May 21, 2020

Inside Canadian Blood Services’ risk management driven data center migration

Bizclik Editor
2 min
Business Review Australia & Asia's September’s sustainability issue is now live

(Norwich, UK, 13/09/2019)

David Grant, Associate Director, Enterprise Services at Canadian Blood Services, discusses his role in the organization’s recently completed data center migration and ongoing digital transformation.

Data has become, in short, the lifeblood of the modern organization. However, in the past five years, the staggering speed at which IT advancements have swept across every industry has placed pressure on enterprises looking to house IT systems and data in onsite legacy infrastructure.

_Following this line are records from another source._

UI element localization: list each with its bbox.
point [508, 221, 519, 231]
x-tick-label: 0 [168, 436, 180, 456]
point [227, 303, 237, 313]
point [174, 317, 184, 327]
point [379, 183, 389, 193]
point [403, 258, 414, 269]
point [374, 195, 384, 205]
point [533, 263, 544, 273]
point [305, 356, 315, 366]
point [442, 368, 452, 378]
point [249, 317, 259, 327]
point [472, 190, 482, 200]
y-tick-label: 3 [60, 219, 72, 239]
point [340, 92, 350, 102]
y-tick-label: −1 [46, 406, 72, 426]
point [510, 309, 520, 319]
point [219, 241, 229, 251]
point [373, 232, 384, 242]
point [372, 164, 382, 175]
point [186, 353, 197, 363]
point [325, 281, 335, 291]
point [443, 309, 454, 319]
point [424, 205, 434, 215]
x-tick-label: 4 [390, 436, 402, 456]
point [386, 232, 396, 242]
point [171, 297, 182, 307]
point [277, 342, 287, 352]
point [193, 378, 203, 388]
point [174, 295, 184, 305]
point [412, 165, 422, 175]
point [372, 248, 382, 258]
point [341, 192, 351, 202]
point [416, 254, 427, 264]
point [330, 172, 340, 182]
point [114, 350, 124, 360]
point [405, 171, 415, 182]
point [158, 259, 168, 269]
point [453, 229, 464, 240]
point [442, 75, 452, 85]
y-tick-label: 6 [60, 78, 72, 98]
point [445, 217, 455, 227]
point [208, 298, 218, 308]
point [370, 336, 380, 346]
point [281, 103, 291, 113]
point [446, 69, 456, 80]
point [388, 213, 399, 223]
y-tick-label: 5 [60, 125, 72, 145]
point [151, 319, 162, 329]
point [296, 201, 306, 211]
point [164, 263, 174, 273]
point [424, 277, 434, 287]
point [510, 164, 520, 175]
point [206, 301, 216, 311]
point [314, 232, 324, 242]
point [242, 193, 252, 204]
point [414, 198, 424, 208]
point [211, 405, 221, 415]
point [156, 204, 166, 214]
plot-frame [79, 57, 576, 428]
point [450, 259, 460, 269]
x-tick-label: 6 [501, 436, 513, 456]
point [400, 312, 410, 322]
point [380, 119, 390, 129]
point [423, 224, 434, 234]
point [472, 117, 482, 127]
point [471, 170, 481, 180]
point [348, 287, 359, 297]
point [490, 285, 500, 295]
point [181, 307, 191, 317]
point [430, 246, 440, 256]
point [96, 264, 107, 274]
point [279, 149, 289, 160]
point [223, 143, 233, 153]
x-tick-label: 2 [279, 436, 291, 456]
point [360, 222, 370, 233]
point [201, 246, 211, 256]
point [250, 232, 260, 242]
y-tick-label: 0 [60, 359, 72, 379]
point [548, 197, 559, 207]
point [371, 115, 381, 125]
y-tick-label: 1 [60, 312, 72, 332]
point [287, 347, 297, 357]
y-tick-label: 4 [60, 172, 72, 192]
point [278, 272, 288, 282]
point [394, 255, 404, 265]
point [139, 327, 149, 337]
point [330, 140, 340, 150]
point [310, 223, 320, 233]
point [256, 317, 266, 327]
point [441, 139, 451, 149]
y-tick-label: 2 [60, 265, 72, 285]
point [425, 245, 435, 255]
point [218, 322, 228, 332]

Canadian Blood Services has already taken steps over the last three years to improve its front end customer experience. However, as in most aspects of industry, Grant admits that the attention paid to upgrading systems at the front end had outstripped that which was paid to the internal workings of the organization.

In September 2018, while Canadian Blood Services were midway through their migration, an unprecedented total of six tornadoes swept across Ottawa and Quebec, causing damage in excess of $300mn and leaving hundreds of thousands of residents without power. “It was a timely reminder that the ongoing change in weather patterns we’ve seen over the past five to 10 years is going to continue, and having two data centers that were literally next door to one another was probably not a good idea,” says Grant.

“We realized that our data centers were both located in Ottawa – one in our HQ and one in a building that houses most of the IT team. The distance between the two buildings was less than four miles,” Grant says. “In terms of disaster recovery (DR), that’s basically next door to one another.”

“Our contingency at the time was a cold site about four hours to the south in an IBM data center. In the event of the loss of data centers in Ottawa, the DR strategy was to drive down there, collect the necessary hardware and then restore our systems from backup tapes. The estimated recovery time for an event like that was between one and six days,” Grant explains. “When you’re a digital business, being down or out for 24 hours is a major issue. Being out for five or six days – well, you’re lucky if you survive.”

The need for revision of Canadian Blood Services’ data center strategy was, to Grant, clear. Change, however, needed to be affected as safely as possible.